Jawab KH. Wahab, “tentu, itu syarat nomor satu. Ummat Islam menuju ke jalan
itu (kemerdekaan). Ummat Islam tidak akan leluasa, sebelum Negara kita merdeka”.
Dialog tersebut menunjukkan bahwa pendirian NU juga karena ada dorongan kuat
untuk mencapai kemerdekaan.
Ketiga
adalah untuk mempertahankan faham Ahlussunnah wal Jama’ah. Seperti kita
ketahui, pada 1920-an Arab sukses dikuasai oleh rezim Sa’ud yang berpaham
wahabi. Kemenangan rezim Sa’ud di Arab ini dipandang membahayakan eksistensi
faham ahlussunnah yang pro tradisi dan telah berlangsung lama di Timur Tengah.
Sedangkan kita tahu bahwa gerakan wahabi memiliki jargon untuk purifikasi
(pemurnian) ajaran Islam dan anti-tradisi. Wahabi merupakan aliran keagamaan
yang menentang banyak hal dan ikhwal praktik keagamaan yang dianggap penuh
bid’ah, takhayul, khurafat dan syirik, termasuk penggunaan madzhab yang tidak
ada dalam Al Qur’an dan Hadits.
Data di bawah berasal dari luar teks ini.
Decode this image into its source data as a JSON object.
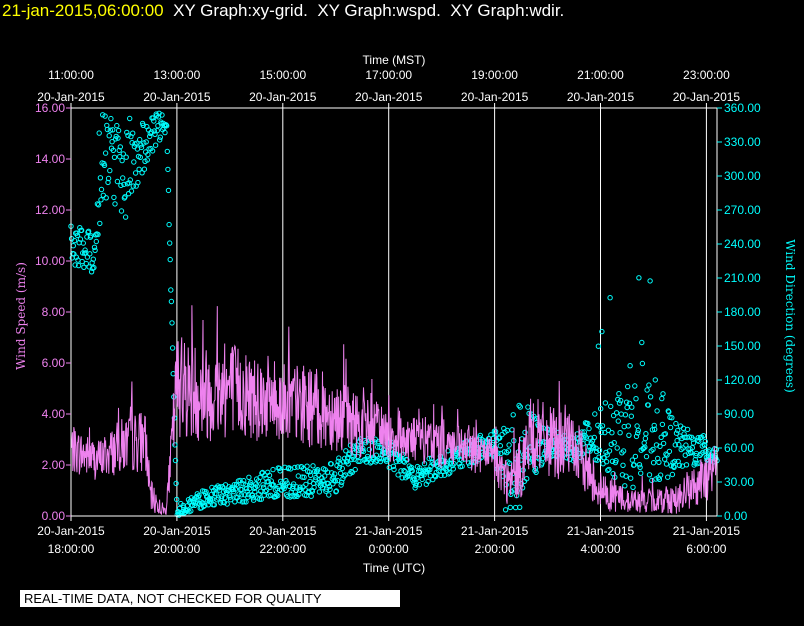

Pada saat itu, kerajaan Saudi mengundang
perwakilan ummat Islam di dunia untuk hadir dalam Mu’tamar ‘Alam Islami
(Kongres Islam Internasional) dimana kongres tersebut bertujuan untuk
mensepakati penggunaan paham wahabi yang puritan dan anti tradisi tersebut.
Perwakilan dari Indonesia
sendiri diputuskan melalui Kongres Al Islam yang digelar di Yogyakarta
tahun 1925 dimana perwakilan berbagai ormas dan tokoh agama Islam hadir. Saat
itu KH. Wahab Chasbulloh berbeda pandangan dengan perwakilan yang lain sehingga
Beliau dikeluarkan dari anggota. Agar terus bisa memperjuangkan faham
Ahlussunnah wal Jama’ah maka dibentuklah Komite Hijaz (yang telah disinggung
sebelumnya) untuk menyampaikan aspirasi dengan menghadap Raja Saudi. Intinya
adalah agar kerajaan Saudi tetap menghormati kebebasan bermadzhab,
praktik-praktik keagamaan serta memelihara dan meramaikan tempat-tempat
bersejarah ummat Islam. Komite Hijaz yang akhirnya diutus menghadap raja Saudi
adalah KH. Wahab Chasbullah sendiri dan Syaikh Ahmad Ghana’im (asal Mesir), dua
tahun setelah NU berdiri. Adapun tokoh-tokoh yang hadir dalam pembentukan
Komite Hijaz (tempat dan waktu pembentukan telah disebut sebelumnya) adalah
1.
KH. Hasyim Asy’ari
(Tebuireng-Jombang),
2.
KH. Bisri Syansuri (Denanyar,
Jombang),
3.
KH. Asnawi (Kudus),
4.
KH. Nawawi (Pasuruhan),
5.
KH. Ridwan (Semarang),
6.
KH. Ma’sum (Lasem-Rembang),
7.
KH. Nahrawi (Malang),
8.
H. Ndoro Muntaha (Menantu KH.
Kholil Bangkalan-Madura),
9.
KH. Abdul Hamid (Sedayu-Gresik),
10. KH. Abdul Halim (Cirebon),
11. KH. Ridwan Abdullah (Surabaya)
12. KH. Mas Alwi (Surabaya)
13. KH. Abdullah Ubaid (Surabaya),
14. Syaikh Ahmad Ghana’im (Mesir) atau KH Abdulloh Faqih (Duku
Gresik) dan
15. KH. Wahab Chasbullah sendiri sebagai tuan rumah.
Dari uraian di
atas sebenarnya terlihat jelas bahwa dibentuknya NU utamanya lebih merupakan
reaksi atas wahabisme di Timur Tengah, bukan reaksi atas ormas-ormas yang
sebelumnya telah ada terlebih dahulu (Muhammadiyah, Persis, dll) walaupun
diakui atau tidak pada beberapa (banyak) aspek ada kesamaan faham antara wahabi
dan ormas-ormas tersebut. Tetapi bukan berarti ormas-ormas seperti Muhammadiyah
dan Persis sama sekali tidak memiliki pengaruh atas lahirnya NU. Sejarah
mencatat sering kali terjadi debat terbuka yang sengit dan penuh fanatisme
antara KH. Ahmad Dahlan, KH. Mas Mansur (dari Muhammadiyah), Syaikh Ahmad
Surkati (dari Al Irsyad), Ahmad Hasan (dari Persis) yang mewakili kubu
pembaharu, puritan, anti-tradisi melawan KH. Wahab Khasbullah, KH. R. Asnawi,
KH. M Dahlan Kertosono yang mewakili kaum tradisionalis dan pro-tradisi.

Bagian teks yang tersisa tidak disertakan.